Benjamin and McGehee both think nonviolent disruptions are essential to democracy — except Code Pinkers are a little too flamboyant for GetEqual. Robbins, too, supports the “ultimate model of direct action,” unlike Meyer. Then again, she’s probably never been zapped with 50,000 volts. Healthcare-NOW! and Operation Rescue both advocate having their expert witnesses included on congressional panels, although they probably argue about the existence of the “death” ones. Newman and Cao, however, sound like a perfect match, if Newman didn’t believe in the legislative process or logical thought. Perhaps Cao and Meyer could get along. If she were a “bro.”

Some citizens write letters, sign petitions or gargle complaints at the local bar. Others, however, toe that line between civic engagement and public disruption.
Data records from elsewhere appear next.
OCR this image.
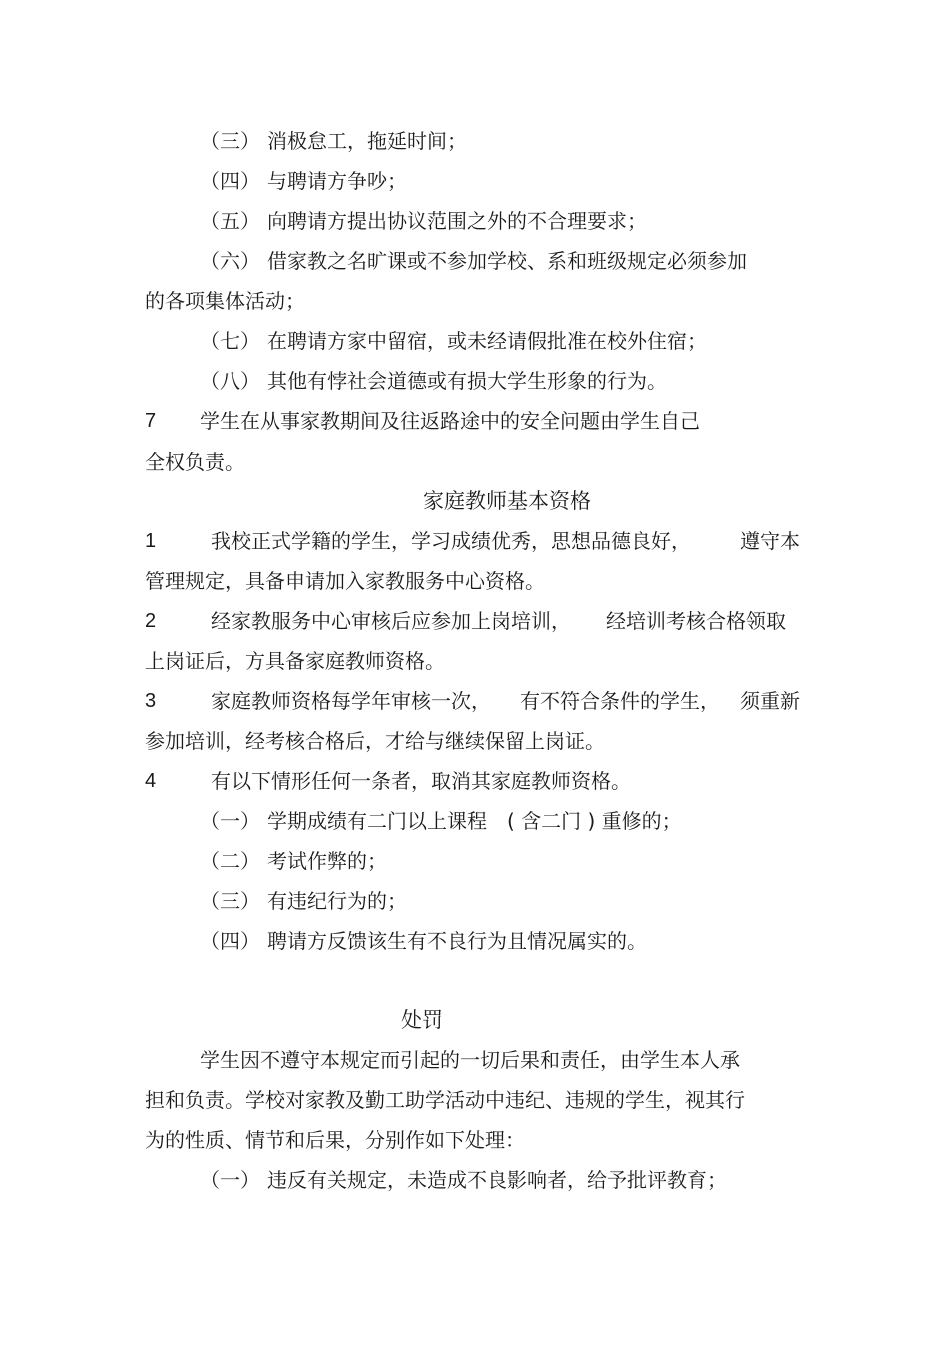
（三） 消极怠工，拖延时间；
（四） 与聘请方争吵；
（五） 向聘请方提出协议范围之外的不合理要求；
（六） 借家教之名旷课或不参加学校、系和班级规定必须参加
的各项集体活动；
（七） 在聘请方家中留宿，或未经请假批准在校外住宿；
（八） 其他有悖社会道德或有损大学生形象的行为。
7 学生在从事家教期间及往返路途中的安全问题由学生自己
全权负责。
家庭教师基本资格
1	我校正式学籍的学生，学习成绩优秀，思想品德良好， 遵守本
管理规定，具备申请加入家教服务中心资格。
2	经家教服务中心审核后应参加上岗培训， 经培训考核合格领取
上岗证后，方具备家庭教师资格。
3	家庭教师资格每学年审核一次， 有不符合条件的学生， 须重新
参加培训，经考核合格后，才给与继续保留上岗证。
4	有以下情形任何一条者，取消其家庭教师资格。
（一） 学期成绩有二门以上课程　( 含二门 ) 重修的；
（二） 考试作弊的；
（三） 有违纪行为的；
（四） 聘请方反馈该生有不良行为且情况属实的。
处罚
学生因不遵守本规定而引起的一切后果和责任，由学生本人承
担和负责。学校对家教及勤工助学活动中违纪、违规的学生，视其行
为的性质、情节和后果，分别作如下处理：
（一） 违反有关规定，未造成不良影响者，给予批评教育；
For these citizens, taking action is necessary. Occasionally, it’s impulsive. They use rhetoric and, yeah, sometimes it’s vitriolic, damnit. But they’re not crazy. Unlike Loughner, they’re not violent. These citizens are actively shaping a democracy meant to handle disruptions and abrasive redresses of grievances.

“You can poll the other side on this issue, they would say we’re winning. Clearly. Hands-down. But we don’t do it by being annoying,” said Newman. “Well, maybe sometimes we’re a little annoying.”

*Correction: The article originally incorrectly stated that it was Pennsylvania Democratic Rep. Robert Brady who pushed the Plexiglass proposal.